Good job, Reno
Every once in awhile—lest a newspaper be considered unduly biased or even attitudinal—it’s a good idea to point out something good in the community. Well, this newspaper has a long history of noting the horrible condition of Reno’s roads, particularly those more than a mile away from Reno City Hall.
But this year, due in part to some creative financing methods on the part of the city of Reno, there’s been a general improvement in the conditions of the streets around town—maybe the city finally hit a tipping point. Plainly, there’s more to do in some of the poorer areas of town. For example, East Seventh Street, which runs adjacent to this office, still looks like the road leading to the Green Zone in Baghdad, Iraq, but overall, there’s a feeling of improvement.
We’re not the only ones to have noticed. Mayor Cashell, Reno City Council, Public Works Director Neil Mann and the Reno Public Works Department received an award from the National Asphalt Paving Association (NAPA) toward the end of June.
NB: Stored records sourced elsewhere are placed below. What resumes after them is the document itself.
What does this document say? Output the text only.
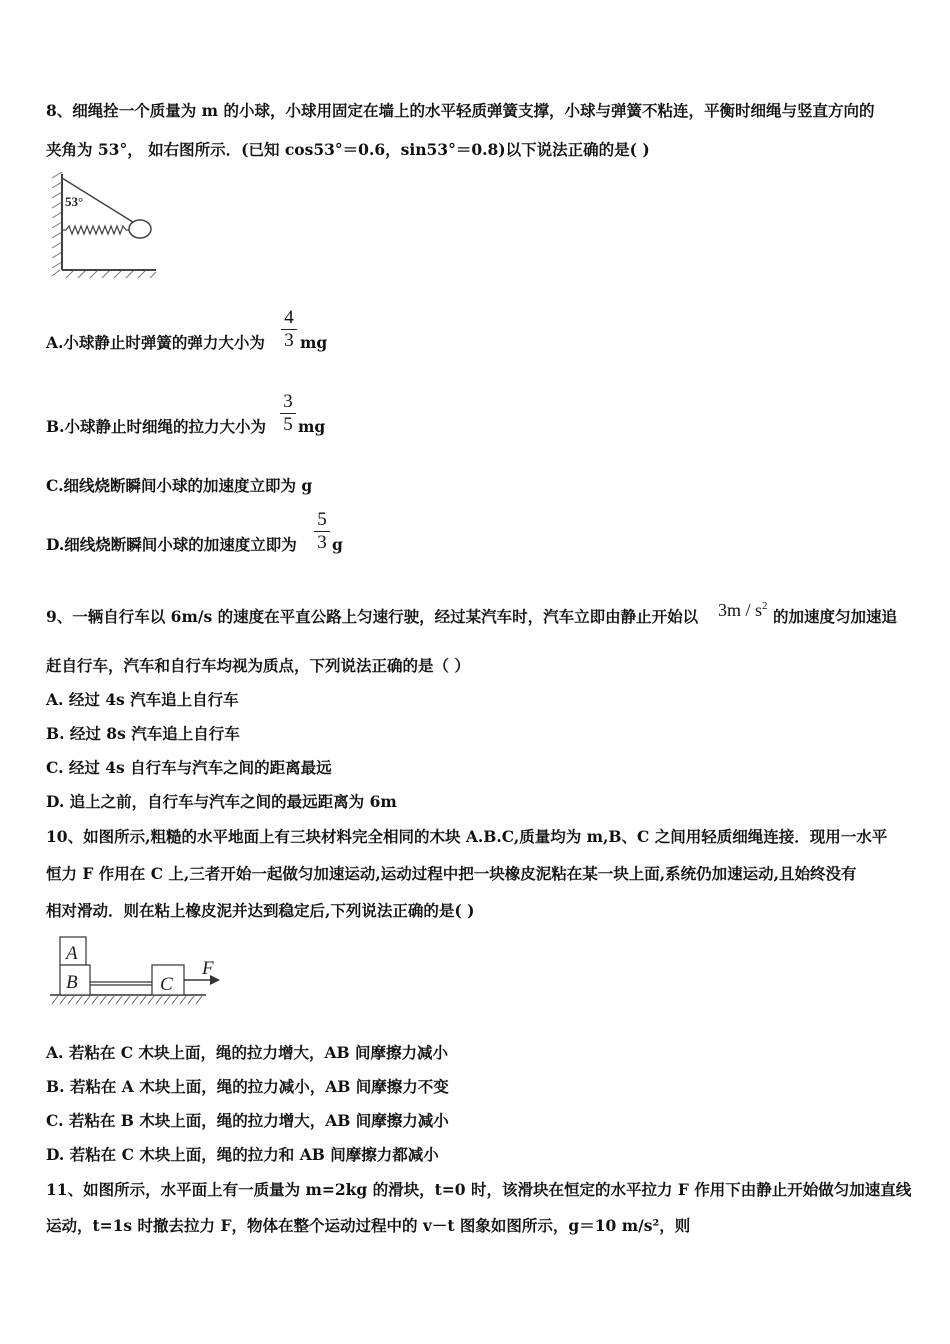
8、细绳拴一个质量为 m 的小球，小球用固定在墙上的水平轻质弹簧支撑，小球与弹簧不粘连，平衡时细绳与竖直方向的
夹角为 53°， 如右图所示．(已知 cos53°＝0.6，sin53°＝0.8)以下说法正确的是( )
53°
A.小球静止时弹簧的弹力大小为 $\frac{4}{3}$ mg
B.小球静止时细绳的拉力大小为 $\frac{3}{5}$ mg
C.细线烧断瞬间小球的加速度立即为 g
D.细线烧断瞬间小球的加速度立即为 $\frac{5}{3}$ g
9、一辆自行车以 6m/s 的速度在平直公路上匀速行驶，经过某汽车时，汽车立即由静止开始以 $3m / s^2$
的加速度匀加速追
赶自行车，汽车和自行车均视为质点，下列说法正确的是（ ）
A. 经过 4s 汽车追上自行车
B. 经过 8s 汽车追上自行车
C. 经过 4s 自行车与汽车之间的距离最远
D. 追上之前，自行车与汽车之间的最远距离为 6m
10、如图所示,粗糙的水平地面上有三块材料完全相同的木块 A.B.C,质量均为 m,B、C 之间用轻质细绳连接．现用一水平
恒力 F 作用在 C 上,三者开始一起做匀加速运动,运动过程中把一块橡皮泥粘在某一块上面,系统仍加速运动,且始终没有
相对滑动．则在粘上橡皮泥并达到稳定后,下列说法正确的是( )
A
B	C
F
A. 若粘在 C 木块上面，绳的拉力增大，AB 间摩擦力减小
B. 若粘在 A 木块上面，绳的拉力减小，AB 间摩擦力不变
C. 若粘在 B 木块上面，绳的拉力增大，AB 间摩擦力减小
D. 若粘在 C 木块上面，绳的拉力和 AB 间摩擦力都减小
11、如图所示，水平面上有一质量为 m=2kg 的滑块，t=0 时，该滑块在恒定的水平拉力 F 作用下由静止开始做匀加速直线
运动，t=1s 时撤去拉力 F，物体在整个运动过程中的 v－t 图象如图所示，g＝10 m/s²，则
The following bit is from a press release from the city, but for the sake of brevity, here you go: “The ‘Quality Construction’ award … recognizes the Reno City Street Reconstruction Project that was completed in 2007 in the neighborhood near the V.A. Hospital. A total of 26 city blocks in the area of Wells and Kirman avenues and between Wilson Avenue and Thoma and Vassar were repaved along with gutter and sidewalk replacement. During the 75 days of construction, residents were only denied access to their homes for a total of eight hours. Granite Construction served as the contractor and completed the project 15 days ahead of schedule. The project used recycled rock and reclaimed asphalt pavement which saved taxpayer dollars while being environmentally friendly.”
True, that award is for work that was done last year, but last year’s work certainly contributes to this year’s overall appearance of improvement.
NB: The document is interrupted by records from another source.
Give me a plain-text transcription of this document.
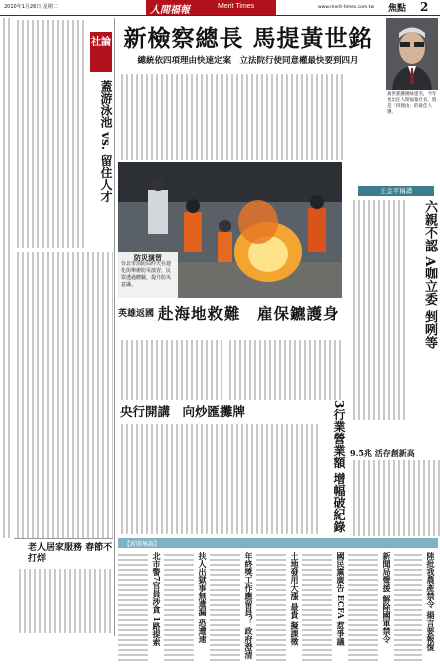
2010年1月26日 星期二	人間福報	Merit Times	www.merit-times.com.tw 焦點 2
社論
蓋游泳池 vs. 留住人才
老人居家服務 春節不打烊
新檢察總長 馬提黃世銘
總統依四項理由快速定案　立法院行使同意權最快要到四月
黃世銘獲總統提名，今年也出任人間福報社長，將是「四理由」的最佳人選。
防災演習
台北市消防局昨天在迪化街舉辦防災演習，民眾透過體驗，提升防災意識。
英雄返國 赴海地救難　雇保鑣護身
央行開講　向炒匯攤牌	3行業營業額 增幅破紀錄
王金平稱讚
六親不認 A咖立委 剉咧等
9.5兆 活存創新高
【新聞集錦】
北市警7官員涉貪 1路提索	扶人出獄事無遺漏 恐遭速	年終獎工作應留員？ 政府澄清	土地發用大漲 最貴 擬課徵	國民黨廣告 ECFA 惹爭議	新聞局聲援 解除國軍禁令	陸批我農產禁令 揚言要報復
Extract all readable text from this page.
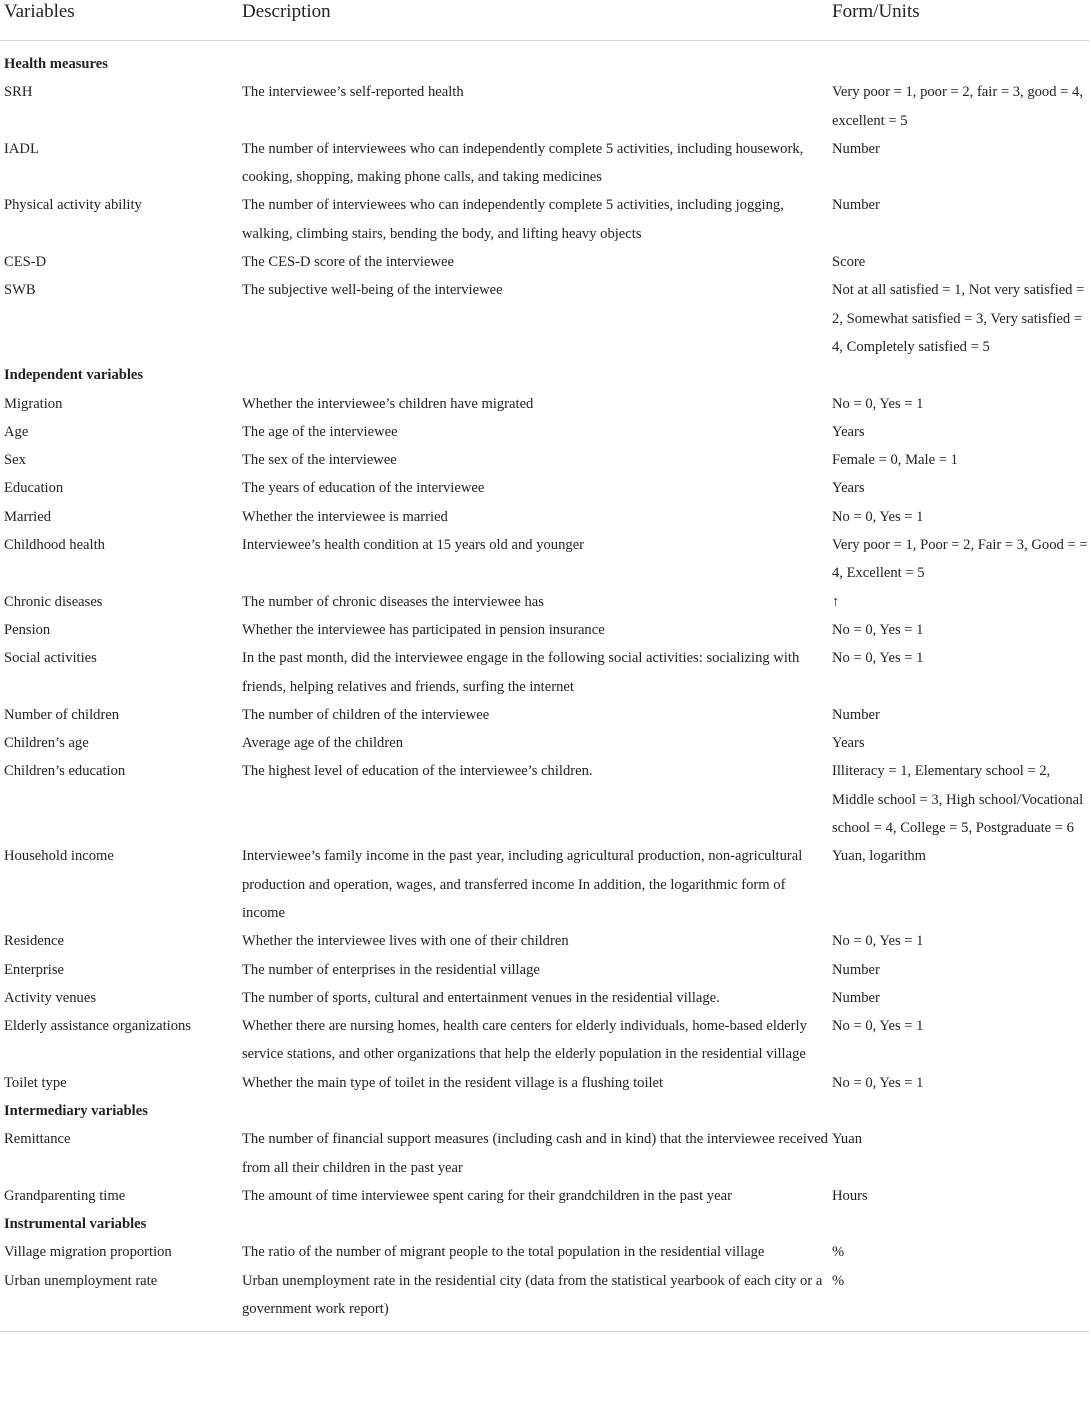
Variables	Description	Form/Units
Health measures		
SRH	The interviewee’s self-reported health	Very poor = 1, poor = 2, fair = 3, good = 4, excellent = 5
IADL	The number of interviewees who can independently complete 5 activities, including housework, cooking, shopping, making phone calls, and taking medicines	Number
Physical activity ability	The number of interviewees who can independently complete 5 activities, including jogging, walking, climbing stairs, bending the body, and lifting heavy objects	Number
CES-D	The CES-D score of the interviewee	Score
SWB	The subjective well-being of the interviewee	Not at all satisfied = 1, Not very satisfied = 2, Somewhat satisfied = 3, Very satisfied = 4, Completely satisfied = 5
Independent variables		
Migration	Whether the interviewee’s children have migrated	No = 0, Yes = 1
Age	The age of the interviewee	Years
Sex	The sex of the interviewee	Female = 0, Male = 1
Education	The years of education of the interviewee	Years
Married	Whether the interviewee is married	No = 0, Yes = 1
Childhood health	Interviewee’s health condition at 15 years old and younger	Very poor = 1, Poor = 2, Fair = 3, Good = = 4, Excellent = 5
Chronic diseases	The number of chronic diseases the interviewee has	↑
Pension	Whether the interviewee has participated in pension insurance	No = 0, Yes = 1
Social activities	In the past month, did the interviewee engage in the following social activities: socializing with friends, helping relatives and friends, surfing the internet	No = 0, Yes = 1
Number of children	The number of children of the interviewee	Number
Children’s age	Average age of the children	Years
Children’s education	The highest level of education of the interviewee’s children.	Illiteracy = 1, Elementary school = 2, Middle school = 3, High school/Vocational school = 4, College = 5, Postgraduate = 6
Household income	Interviewee’s family income in the past year, including agricultural production, non-agricultural production and operation, wages, and transferred income In addition, the logarithmic form of income	Yuan, logarithm
Residence	Whether the interviewee lives with one of their children	No = 0, Yes = 1
Enterprise	The number of enterprises in the residential village	Number
Activity venues	The number of sports, cultural and entertainment venues in the residential village.	Number
Elderly assistance organizations	Whether there are nursing homes, health care centers for elderly individuals, home-based elderly service stations, and other organizations that help the elderly population in the residential village	No = 0, Yes = 1
Toilet type	Whether the main type of toilet in the resident village is a flushing toilet	No = 0, Yes = 1
Intermediary variables		
Remittance	The number of financial support measures (including cash and in kind) that the interviewee received from all their children in the past year	Yuan
Grandparenting time	The amount of time interviewee spent caring for their grandchildren in the past year	Hours
Instrumental variables		
Village migration proportion	The ratio of the number of migrant people to the total population in the residential village	%
Urban unemployment rate	Urban unemployment rate in the residential city (data from the statistical yearbook of each city or a government work report)	%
There are, of course, other things to consider when looking for reasons the streets seem almost navigable. The “adjusted” gas prices have taken large chunks of traffic off the streets, so there are simply fewer cars on the road. Construction, too, has gotten kicked in the teeth, so the city’s documented inability to route traffic sensibly isn’t such a factor this year. Also, we’re not quite into the town’s “special events” season, when citizens and visitors who are just trying to conduct business are unable to take the most direct route through town because the city unwisely closes down Fourth Street. We do suspect, however, that if Fourth Street closures happen when gasoline is $5 a gallon, and people are forced to drive blocks out of their way, the citizens’ “it’s downtown, it doesn’t matter to us anyway” attitude may undergo a pretty dramatic evolution.
And hey, as long as we’re talking about it, why are all these resurfaced streets not getting a new stripe painted down one side or the other for bicycle commuters?
Anyway, congrats on the award, city of Reno. Thanks for the road improvements. We have a long way to go, but it’s good to see steps taken in the right direction.